Greater Harrisburg's Community Magazine

Happiness Is a Warm Bun: Meaty, gooey delights at The Cheesesteak Guy.

Josh Longo’s future was written on a napkin.

One day, he scribbled the word “cheesesteak” on a cocktail napkin, and when he came home from work that night, his fiancée Keri Little saw the note. She grew suspicious.

“What are you up to?” she asked him.

Longo admitted that, indeed, he had an idea. He knew that the owner of The Harrisburger was closing his hamburger stand in the Broad Street Market, and he wanted to do something with the space. Cheesesteaks seemed like a natural choice.

Just a few months later, The Cheesesteak Guy opened in the back of the market’s stone building. Since July, co-owners Longo, a former manager at Zeroday Brewing Co., and Little, a Florida transplant, have been filling a niche by churning out the legendary sandwich to market patrons and passersby alike. They average about 100 cheesesteaks a day on market days.

Perhaps this quick success should come as no surprise, as Pennsylvania is practically synonymous with the word, “cheesesteak.”

According to Philadelphia’s official tourist site, the sandwich was invented in the 1930s by hot dog vendor Pat Olivieri in South Philadelphia. Olivieri was grilling beef from the butcher and placed it on an Italian roll. A passing cab driver caught a whiff and asked for the “steak sandwich.”

The rest, as they say, is history.

Longo’s personal history also indicates that he made the right choice to enter the cheesesteak biz.

His aunt, Stephanie Stence, owns Premier Caterers in Camp Hill. His uncle, Donny Brown, owns Black ‘n Bleu in Mechanicsburg and formerly owned the Firehouse Restaurant in downtown Harrisburg.

Longo and Little took advantage of the family’s institutional knowledge. They went to his aunt for advice before starting the business. They also credit Broad Street Market Manager Beth Taylor for supporting them as they worked through the process of getting up and running.

Since Longo had also worked at Zeroday’s Outpost in the market, just a few feet from the new stand, he was intimately familiar with the location and its potential.

“I was eager to make cheesesteaks that are authentic, without cutting corners,” he said.

The only corners that Longo and Little cut are the ones on the ends of the rolls they use for sandwiches, which makes them the perfect size. The owners tried out quite a few breads and dimensions before settling on Glassboro, N.J.-based Liscio’s Bakery, whose slogan is, fittingly, “It Starts with the Bread.” Liscio’s is a cheesesteak fan favorite.

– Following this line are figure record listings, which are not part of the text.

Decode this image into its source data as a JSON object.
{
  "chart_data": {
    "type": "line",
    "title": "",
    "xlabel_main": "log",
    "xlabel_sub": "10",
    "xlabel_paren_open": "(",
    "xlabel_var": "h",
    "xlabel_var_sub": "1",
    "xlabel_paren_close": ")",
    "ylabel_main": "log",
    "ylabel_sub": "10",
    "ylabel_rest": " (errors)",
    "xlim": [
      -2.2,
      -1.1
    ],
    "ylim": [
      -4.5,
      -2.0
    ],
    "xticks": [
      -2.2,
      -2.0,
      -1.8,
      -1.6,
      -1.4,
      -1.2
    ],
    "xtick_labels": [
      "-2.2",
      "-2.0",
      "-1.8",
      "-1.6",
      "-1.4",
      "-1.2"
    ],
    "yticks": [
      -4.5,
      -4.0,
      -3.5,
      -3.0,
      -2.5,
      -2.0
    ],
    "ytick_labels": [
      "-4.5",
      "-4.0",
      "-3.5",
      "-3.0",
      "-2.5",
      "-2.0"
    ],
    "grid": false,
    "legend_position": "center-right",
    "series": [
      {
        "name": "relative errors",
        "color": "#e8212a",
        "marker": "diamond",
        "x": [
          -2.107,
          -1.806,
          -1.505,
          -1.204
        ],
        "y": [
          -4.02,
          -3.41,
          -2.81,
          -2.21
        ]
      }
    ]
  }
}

So, Longo and Little have the bread delivered to their house between 4 a.m. and 5 a.m. weekly.

“We had a visitor from south Jersey come to the stand one day, and she gave me her name and number and said, ‘If you ever have rolls left over at the end of the day, can I buy them from you?’” Little said.

But there has been nothing to spare, not even the cut corners. Longo and Little donate those to fellow Broad Street vendors Raising the Bar bakery, which uses them for their bread pudding, and to Hummer’s Meats, which puts them in their meatloaf.

Beyond the bread, Longo and Little emphasize the freshness of all the ingredients they use in their sandwiches.

They get to their stand at 6:45 a.m. every workday to hand-slice all of the ingredients, including mushrooms, onions and peppers. The shaved, choice ribeye is purchased from Warrington Farms in Dillsburg and broken down by hand. Their cheesesteaks also feature the ever-famous Cheez Whiz. But, to give it a creamier consistency, they add some sour cream. If patrons prefer another option, The Cheesesteak Guy also offers provolone, American, cheddar and pepper jack cheeses.

For those craving something other than a cheesesteak, Longo and Little make hamburgers with meat from Hummer’s. It’s another popular choice, as they sell about 25 burgers a day. They also serve breakfast sandwiches, grilled cheeses and BLTs.

“Midtown sucks you in,” said Longo, reflecting on the jump to start and own a business in the popular, historic Harrisburg neighborhood. “You see the same people, and it’s great. It’s the only place we like to hang out.”

Then Little added: “It feels good to be your own boss.”